The recent Saudization issue have mobilized thousands of illegal expatriates to either flee the kingdom (legally of course) or try to get their iqamas transferred to continue working.

To make things even harder for us womenfolk, the kingdom only allows transfers for MALE children (sons, I know). Later on, the decided (last minute) to allow WIVES of expatriates to transfer us well. And for the daughters?

ZIP! NADA. Nothing. They say us expatriate daughters AREN’T ALLOWED TO WORK.

The company I am currently working for is trying its best to transfer most of its expat daughter workers (myself included) to its sponsorship, so I’ll just be MIA till they give me the signal to come back. Hopefully this process will bear positive results. I can’t afford to be unemployed at the moment, neither can most expatriates working here.

Why do we need to stop working, you ask?

Well, the penalty is kind of a turn off. Instant deportation, 10 year ban from the kingdom, SR 100K fine? Oh, and did I mention jail time?
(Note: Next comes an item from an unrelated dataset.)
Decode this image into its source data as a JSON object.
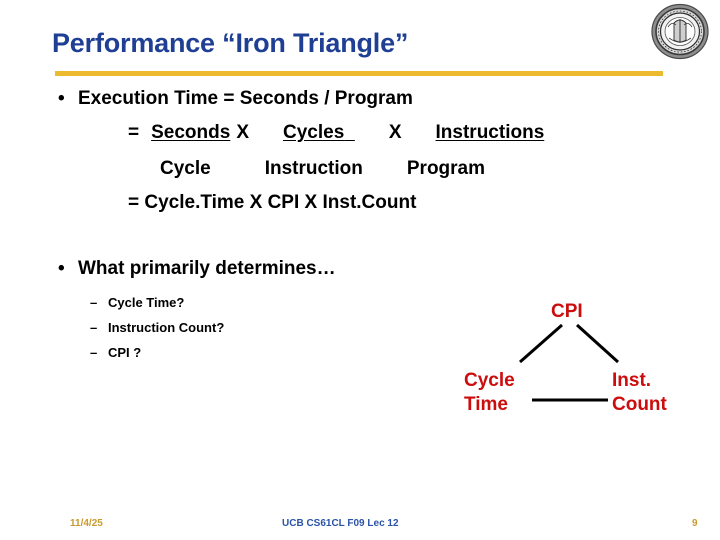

I admire the idea of the kingdom wanting to boost its nationals’ employment rate. Really I do. I mean I wish Philippines would do the same (though not as aggressive as the kingdom’s efforts) for it’s citizens. But, most of us expatriates have, at most, menial jobs, laborer jobs such as plumbers and construction workers, entry level jobs like mine. It’s good money, don’t get me wrong. But the jobs mentioned aren’t exactly the ones the Saudi nationals are aiming to get.

They want managerial jobs, air-conditioned offices, those occupations that can give them authority. You know the type. There is no harm in wanting a high-end job. Who doesn’t want that? But those aren’t the jobs that are going to be available after Saudization succeeds.

In Dr. Ali Al Ghamdi’s article, Saudization and Expatriates, he explains how will Saudization affect the kingdom’s economy and that expatriate workers have contributed a great deal in the kingdom’s progress over the years.

As for expatriates, they are partners in our country’s development. We must appreciate their commendable endeavors and recognize them respectfully, in addition to giving them their due rights. We must say to those, who speak about the amount of money that expatriates transfer to their countries as if has been stolen, that this money was honestly earned by expatriates and is their reward for their sweat and toil. We should also tell them that the Kingdom has benefited tremendously from the hard work and services of expatriates. Allah showered His blessings on them for what they earned through their endeavors and services to this country and its people.

– Dr. Ali Al Ghamdi

Us expatriates are not stealing jobs from the kingdom’s nationals. We are just taking the opportunities that are made available. If you don’t want them, then we’ll have them, if given the opportunity. We don’t like decent jobs to go to waste.

I’d like think us expatriates are the kingdom’s people too. It has been good to us. I practically grew up here. I’ve seen how my parents worked for years and earned our living. The opportunities us expatriates have weren’t handed to us on a silver platter, we earned and worked for them. In return, I believe the services provided by expatriates has helped in making the kingdom a prosperous place.

I’m just praying for the best. Hope you guys do, too.